Beau palmarès pour nos Bressans de l’année, non ? Bravo Mélissa et Charlène, nous ne pouvions faire moins que de vous honorer, vous dont le nom résonne déjà en France et au-delà. Et bravo encore à tous les lauréats, Coups de Cœur ou Bressans d’Honneur qu’il serait trop long de citer tous ici mais que vous retrouverez sur notre site.

– Ben, c’est bien gentil tout ça, mais moi alors ?
– Qui me parle séant ?
– Oh, ça fait des manières, ça néglige la basse-cour parce que ça évolue dans le beau monde ?
– Ah c’est toi, ma poule ?
– Les familiarités maintenant ? Tu me prends pour qui ?
– Te vexe pas ! Excuse-moi, là. Ça te va ?
– J’accepte. Mais j’aimerais que tu reconnaisses mes mérites. Je ne suis pas le Bressan de l’année, mais pas le perdreau non plus. Je sais voir quand on me snobe.
– Bien, tu veux quoi ?
– Une place de choix dans le cœur des Bressans. Pour qu’ils ne m’oublient pas.
– Je peux déjà te garantir une place de choix dans leur assiette…
– C’est malin ! Je ne veux pas faire mon gallinacé arrogant, mais je suis quand même AOC depuis 65 ans tout juste. Et AOP européen, excusez du peu ! Y’en a pas d’autre de mon espèce sur le podium.
– Je te donnerais bien une médaille mais je crois que tu en as obtenu suffisamment, non ?
– J’ai eu mon content d’honneurs et de Glorieuses. Et je n’en suis pas peu fier. Mais si je t’interpelle, c’est que j’ai les jetons. Oui, la chair de poule. Je te l’enlève de la bouche. Ça t’évitera la honte d’une plaisanterie facile.
– Je n’y avais même pas songé.
– C’est ça. À d’autres. Bref. Je crois que je suis en danger.
– Pourquoi tu dis ça ?
– Tu sais que n’importe qui ne peut pas prétendre à m’élever. Il me faut des conditions de vie bien particulières pour m’assurer une croissance idéale, une chair goûteuse tendre et ferme que les gourmets voudront s’offrir pour un repas de fête.
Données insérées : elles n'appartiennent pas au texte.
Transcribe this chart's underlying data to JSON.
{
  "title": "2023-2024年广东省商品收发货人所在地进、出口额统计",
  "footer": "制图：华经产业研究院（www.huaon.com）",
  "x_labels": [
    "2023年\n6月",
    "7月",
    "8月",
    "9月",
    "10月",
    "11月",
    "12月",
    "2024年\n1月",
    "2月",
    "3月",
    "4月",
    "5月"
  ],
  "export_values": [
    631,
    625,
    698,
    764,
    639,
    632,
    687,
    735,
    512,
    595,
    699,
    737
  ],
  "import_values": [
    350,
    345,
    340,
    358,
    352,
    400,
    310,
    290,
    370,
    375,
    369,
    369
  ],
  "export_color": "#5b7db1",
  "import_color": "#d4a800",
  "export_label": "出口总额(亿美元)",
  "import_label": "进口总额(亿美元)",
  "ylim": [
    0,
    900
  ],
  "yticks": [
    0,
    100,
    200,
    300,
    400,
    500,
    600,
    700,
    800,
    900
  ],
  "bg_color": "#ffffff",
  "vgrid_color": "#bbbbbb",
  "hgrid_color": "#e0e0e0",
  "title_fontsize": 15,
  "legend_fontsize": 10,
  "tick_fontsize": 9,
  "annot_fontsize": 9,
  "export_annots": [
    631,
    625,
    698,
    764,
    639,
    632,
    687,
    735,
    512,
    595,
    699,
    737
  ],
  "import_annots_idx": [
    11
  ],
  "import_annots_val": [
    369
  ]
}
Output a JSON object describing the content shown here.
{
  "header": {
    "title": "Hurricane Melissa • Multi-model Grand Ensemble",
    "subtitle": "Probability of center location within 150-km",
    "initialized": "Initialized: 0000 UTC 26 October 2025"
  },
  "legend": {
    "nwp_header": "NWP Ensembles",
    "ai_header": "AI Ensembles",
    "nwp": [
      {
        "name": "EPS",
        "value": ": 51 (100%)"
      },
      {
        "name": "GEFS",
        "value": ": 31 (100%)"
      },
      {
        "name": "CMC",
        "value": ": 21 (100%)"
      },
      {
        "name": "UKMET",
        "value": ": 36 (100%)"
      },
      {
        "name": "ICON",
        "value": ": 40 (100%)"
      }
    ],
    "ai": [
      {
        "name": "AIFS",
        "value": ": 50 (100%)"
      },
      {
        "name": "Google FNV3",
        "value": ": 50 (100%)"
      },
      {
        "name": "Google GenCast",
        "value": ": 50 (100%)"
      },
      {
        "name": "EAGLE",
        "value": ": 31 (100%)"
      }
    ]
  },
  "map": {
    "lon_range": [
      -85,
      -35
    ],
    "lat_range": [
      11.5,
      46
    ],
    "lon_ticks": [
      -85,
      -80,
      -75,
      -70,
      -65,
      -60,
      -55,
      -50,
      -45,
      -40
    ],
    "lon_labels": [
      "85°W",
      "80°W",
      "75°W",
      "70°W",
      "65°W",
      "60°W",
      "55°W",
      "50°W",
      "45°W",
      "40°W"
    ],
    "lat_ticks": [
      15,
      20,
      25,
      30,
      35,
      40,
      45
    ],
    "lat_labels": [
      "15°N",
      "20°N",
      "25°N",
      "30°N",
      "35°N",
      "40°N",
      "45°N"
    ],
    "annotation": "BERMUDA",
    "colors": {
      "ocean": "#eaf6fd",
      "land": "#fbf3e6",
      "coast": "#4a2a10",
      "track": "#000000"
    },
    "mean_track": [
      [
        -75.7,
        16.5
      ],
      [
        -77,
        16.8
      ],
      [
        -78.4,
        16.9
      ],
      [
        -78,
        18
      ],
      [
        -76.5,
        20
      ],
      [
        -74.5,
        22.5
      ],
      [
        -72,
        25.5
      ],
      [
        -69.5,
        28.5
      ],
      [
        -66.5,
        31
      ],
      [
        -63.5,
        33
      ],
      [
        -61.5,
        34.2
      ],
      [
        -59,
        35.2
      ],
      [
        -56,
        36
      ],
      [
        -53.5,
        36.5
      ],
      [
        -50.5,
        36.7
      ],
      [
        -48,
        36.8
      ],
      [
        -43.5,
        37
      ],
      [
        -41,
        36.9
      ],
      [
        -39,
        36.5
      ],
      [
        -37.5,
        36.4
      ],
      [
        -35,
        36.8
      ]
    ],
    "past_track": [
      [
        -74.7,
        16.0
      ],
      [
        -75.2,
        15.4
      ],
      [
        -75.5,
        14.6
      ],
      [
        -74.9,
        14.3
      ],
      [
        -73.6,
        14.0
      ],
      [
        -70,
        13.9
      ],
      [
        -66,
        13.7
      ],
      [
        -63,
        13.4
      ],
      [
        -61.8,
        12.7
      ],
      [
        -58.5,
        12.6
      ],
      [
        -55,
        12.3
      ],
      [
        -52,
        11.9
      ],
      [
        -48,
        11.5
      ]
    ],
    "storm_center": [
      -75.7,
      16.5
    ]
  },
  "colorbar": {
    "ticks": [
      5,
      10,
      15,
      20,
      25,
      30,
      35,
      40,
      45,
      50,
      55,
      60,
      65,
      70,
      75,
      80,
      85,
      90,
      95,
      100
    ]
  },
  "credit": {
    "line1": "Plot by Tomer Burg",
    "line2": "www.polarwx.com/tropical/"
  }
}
Et on me dit qu’ils sont de moins en moins nombreux, les éleveurs en question.
– Pourquoi, à ton avis ? Ton mauvais caractère ?
– Continue à te foutre de moi. Non, je ne sais pas trop. Les aliments, l’espace, la main d’œuvre, ça coûte cher. Et il faut pouvoir me vendre au bon prix. Toute l’année. Pas seulement à Noël.
– Et même à Noël, tu es quelquefois supplanté par une dinde !
– Tu as vu mes cuisses fines et musclées ? Tu préfères celles d’une dinde ?
– Non, c’est vrai, tes cuisses, on en mangerait !
– Attends un peu. Je ne suis pas encore prêt au sacrifice, même si je suis conscient de mon destin.
– J’ai bien compris tes craintes, mais que veux-tu que j’y fasse ?
– J’ai cru comprendre que l’Académie s’occupait des talents de notre beau pays de Bresse, non ?
– Oui. Où veux-tu en venir ?
– Si elle s’occupait de moi ?
– Tu veux qu’on t’adopte ?
– Non, pas besoin de chaperon pour un chapon. Tu vois, moi aussi, je peux faire des blagues à deux balles. Si vous pouviez jouer les aiguillons auprès de tous ceux qui s’occupent de moi, ça serait sympa !
– Précise ta pensée.
– Par exemple, réunir les gens de la filière pour envisager l’avenir ensemble. Ceux qui me nourrissent, ceux qui me transforment, ceux qui me vendent, ceux qui me consomment. Je ne veux pas disparaître. On s’occupe bien des éléphants et des baleines ! C’est fantastique de symboliser la Bresse, mais je ne veux pas devenir ce qu’est le dodo pour l’île Maurice. Une figurine sympathique et nostalgique pour touristes de passage.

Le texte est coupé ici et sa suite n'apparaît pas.